At this point you're viewing a converted copy. To save it permanently as a Sheets file, go to File → Save as Google Sheets. If you skip this step, the file stays in Excel format even while open in Sheets — which limits some Sheets-specific features.
Method 2: Import Directly from Inside Google Sheets
If you're already working in Sheets, you can pull in Excel data without going through Drive first.
- Open a new or existing Google Sheet.
- Click File → Import.
- Choose the Upload tab and drag your Excel file in, or click to browse.

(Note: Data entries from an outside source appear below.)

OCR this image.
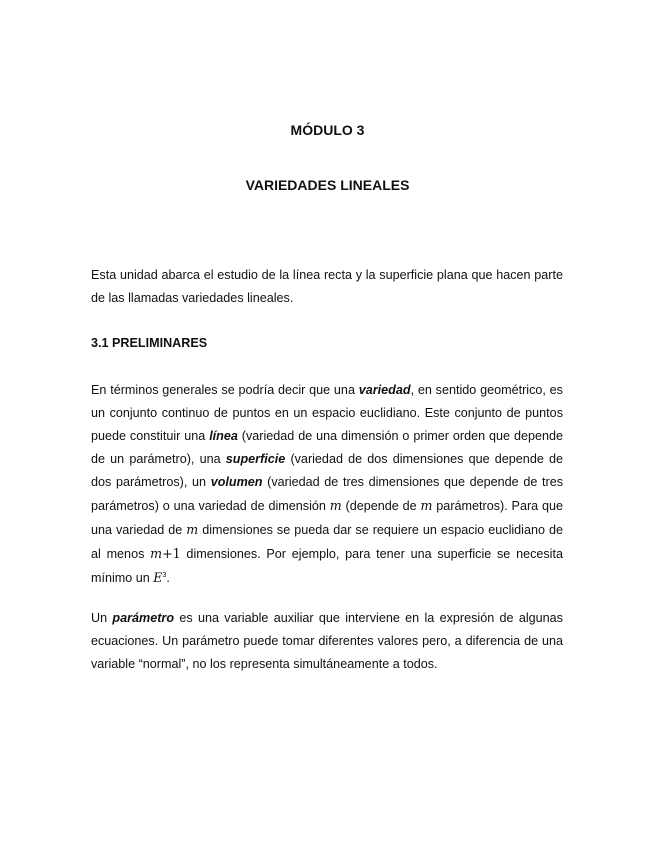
MÓDULO 3
VARIEDADES LINEALES

Esta unidad abarca el estudio de la línea recta y la superficie plana que hacen parte de las llamadas variedades lineales.

3.1 PRELIMINARES

En términos generales se podría decir que una variedad, en sentido geométrico, es un conjunto continuo de puntos en un espacio euclidiano. Este conjunto de puntos puede constituir una línea (variedad de una dimensión o primer orden que depende de un parámetro), una superficie (variedad de dos dimensiones que depende de dos parámetros), un volumen (variedad de tres dimensiones que depende de tres parámetros) o una variedad de dimensión m (depende de m parámetros). Para que una variedad de m dimensiones se pueda dar se requiere un espacio euclidiano de al menos m+1 dimensiones. Por ejemplo, para tener una superficie se necesita mínimo un $E^3$.

Un parámetro es una variable auxiliar que interviene en la expresión de algunas ecuaciones. Un parámetro puede tomar diferentes valores pero, a diferencia de una variable “normal”, no los representa simultáneamente a todos.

- Google will ask how you want to import it — create a new spreadsheet, insert new sheets, or replace the current spreadsheet.
- Select your preference and click Import data.
This method gives you more control over where the data lands. It's particularly useful when you want to merge Excel data into an existing Sheets project rather than create a standalone file.
Method 3: Open Excel Files Directly on Mobile
On Android or iOS, the Google Drive app and Google Sheets app both support opening Excel files directly.
- In the Drive app, tap the Excel file and it will open in Sheets automatically.
- In the Sheets app, tap the + icon and select Open existing to browse Drive or your device storage.
The mobile experience mirrors the desktop one, though editing very large or complex files on mobile can feel sluggish regardless of device.
What Converts Well — and What Doesn't
Most standard Excel content transfers cleanly. But the more advanced or formatting-heavy your spreadsheet, the more likely you are to see some differences.
| Excel Feature | Converts in Sheets? |
|---|---|
| Basic formulas (SUM, IF, VLOOKUP) | ✅ Yes, fully |
| Conditional formatting | ✅ Mostly |
| Charts and graphs | ⚠️ Partially — may need adjustments |
| Pivot tables | ⚠️ Visible but may need rebuilding |
| Excel macros (VBA) | ❌ No — Sheets uses Apps Script instead |
| Data validation rules | ✅ Mostly |
| Password-protected sheets | ⚠️ Requires password to open first |
| Complex formatting / merged cells | ⚠️ Usually preserved, occasionally shifts |
Macros are the biggest sticking point. If your Excel file relies heavily on VBA macros for automation, those won't carry over. You'd need to recreate the logic using Google Apps Script, which uses JavaScript-based syntax rather than VBA.
File Size and Performance Considerations
Google Sheets has a cell limit of 10 million cells per spreadsheet. Most Excel files fall well under this, but very large datasets can hit this ceiling. Files with extensive formatting, many embedded images, or thousands of formula references may also open more slowly or display rendering quirks after conversion.
If you're working with a genuinely large Excel dataset — think hundreds of thousands of rows — performance in Sheets may feel noticeably different from Excel's desktop application, which handles raw computation locally rather than in a browser.
Keeping Files in Sync (or Not)
One thing many users don't immediately realize: uploaded and converted Sheets files are no longer linked to the original Excel file. There's no automatic sync. If your colleague updates the original .xlsx on their computer and emails you a new version, you'd need to upload and convert again.
For teams that need ongoing sync between Excel and Google Sheets, tools like Google Drive's desktop app (which can store .xlsx files in Drive and open them in Sheets without converting) or third-party integration services handle this differently — with trade-offs around which features remain available.
The Variables That Shape Your Experience 🔍
How smoothly this process goes depends on factors specific to your situation:
- How formula-heavy your spreadsheet is — basic spreadsheets convert almost perfectly; complex nested formulas occasionally behave differently
- Whether you use macros — if VBA automation is core to your workflow, conversion is only the first step
- File size and row count — performance differences become more noticeable at scale
- Whether ongoing sync matters — a one-time upload is simple; keeping two versions in sync requires more planning
- Who you're collaborating with — if teammates are still working in Excel, staying in
.xlsxformat within Sheets (without full conversion) may preserve compatibility better
The mechanics of uploading are consistent. What varies is how well the converted file fits your actual workflow once it lands in Sheets.